Default: 50 million reads
-T , --timeout Custom timeout for MITObim, in hours. Default: 24h
Please note the -M "--maxmemory" argument, that limits NOVOPlasty's RAM usage (in GB). If you are running this software from a machine with limited RAM available, you will want to set this option so that it won't use all your memory. For instance, if you have a 8GB computer, you may want to use "-M 7".
The -s "--subset" argument can be used to limit dataset size, which can also reduce RAM requirements. This argument can also be used to increase dataset size, which may be useful if you're having trouble in circularizing a mitogenome and got some RAM to spare.
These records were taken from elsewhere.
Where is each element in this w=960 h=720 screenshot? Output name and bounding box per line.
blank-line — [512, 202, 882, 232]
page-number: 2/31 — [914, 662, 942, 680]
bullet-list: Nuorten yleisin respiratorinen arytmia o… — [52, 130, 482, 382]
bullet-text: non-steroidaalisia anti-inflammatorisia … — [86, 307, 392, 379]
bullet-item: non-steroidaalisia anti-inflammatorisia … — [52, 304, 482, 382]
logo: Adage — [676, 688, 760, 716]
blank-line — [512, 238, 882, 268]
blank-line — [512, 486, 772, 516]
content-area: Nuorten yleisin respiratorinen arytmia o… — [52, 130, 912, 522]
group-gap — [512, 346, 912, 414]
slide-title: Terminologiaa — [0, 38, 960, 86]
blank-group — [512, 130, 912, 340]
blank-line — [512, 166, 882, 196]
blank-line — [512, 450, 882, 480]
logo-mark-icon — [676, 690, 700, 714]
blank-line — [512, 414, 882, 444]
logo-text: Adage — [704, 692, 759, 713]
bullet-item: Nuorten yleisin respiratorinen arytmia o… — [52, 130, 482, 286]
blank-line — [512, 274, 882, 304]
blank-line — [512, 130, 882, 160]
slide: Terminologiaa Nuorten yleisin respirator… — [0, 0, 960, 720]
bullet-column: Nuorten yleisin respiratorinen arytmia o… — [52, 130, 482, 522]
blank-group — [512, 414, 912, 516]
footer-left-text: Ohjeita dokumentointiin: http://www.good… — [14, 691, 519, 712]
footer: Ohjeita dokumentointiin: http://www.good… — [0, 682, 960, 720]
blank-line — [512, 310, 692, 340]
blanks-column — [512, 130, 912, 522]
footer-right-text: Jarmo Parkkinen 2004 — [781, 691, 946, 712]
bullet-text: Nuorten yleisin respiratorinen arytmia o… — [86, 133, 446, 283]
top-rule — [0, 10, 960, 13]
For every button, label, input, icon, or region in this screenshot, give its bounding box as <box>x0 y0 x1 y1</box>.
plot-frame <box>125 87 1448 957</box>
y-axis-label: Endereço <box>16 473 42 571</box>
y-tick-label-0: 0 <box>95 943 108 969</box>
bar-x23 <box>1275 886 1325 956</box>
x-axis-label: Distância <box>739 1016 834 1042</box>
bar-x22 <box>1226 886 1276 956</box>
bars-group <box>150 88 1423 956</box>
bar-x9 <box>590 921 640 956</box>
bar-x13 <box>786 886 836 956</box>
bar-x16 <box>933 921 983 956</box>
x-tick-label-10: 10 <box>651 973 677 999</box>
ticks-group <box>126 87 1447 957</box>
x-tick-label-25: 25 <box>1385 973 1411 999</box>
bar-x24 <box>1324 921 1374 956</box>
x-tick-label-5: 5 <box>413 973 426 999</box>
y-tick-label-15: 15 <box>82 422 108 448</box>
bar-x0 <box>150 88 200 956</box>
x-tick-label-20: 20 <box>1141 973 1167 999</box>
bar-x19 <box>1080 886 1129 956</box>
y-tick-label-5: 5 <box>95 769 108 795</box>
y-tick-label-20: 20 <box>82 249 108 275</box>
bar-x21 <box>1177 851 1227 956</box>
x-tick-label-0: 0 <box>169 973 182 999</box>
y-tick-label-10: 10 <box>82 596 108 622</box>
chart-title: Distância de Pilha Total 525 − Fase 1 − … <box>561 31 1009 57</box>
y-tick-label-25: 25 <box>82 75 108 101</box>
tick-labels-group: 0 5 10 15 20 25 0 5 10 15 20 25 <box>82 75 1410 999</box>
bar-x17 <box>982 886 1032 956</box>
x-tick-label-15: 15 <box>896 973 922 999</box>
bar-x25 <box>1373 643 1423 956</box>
Basically, this file consists of three tab-separated collumns, each with a specific information:
1-SRA_RUN_NUMBER 2-SPECIES_NAME 3-SEED_GENBANK_ACCESSION
For instance:
ERR1306022 Species1 MK297287
ERR7295165 Species2 MK297241
ERR1306034 Species3 MK291745
#SRR4409513 Species4 MK291678 #This assembly will be skipped
Each line corresponds to a different assembly. This way, you can build a list of as many organisms as you want and assemble their mitogenomes all at once. It is also possible to skip an assembly by adding a hash symbol (#) at the start of its corresponding line.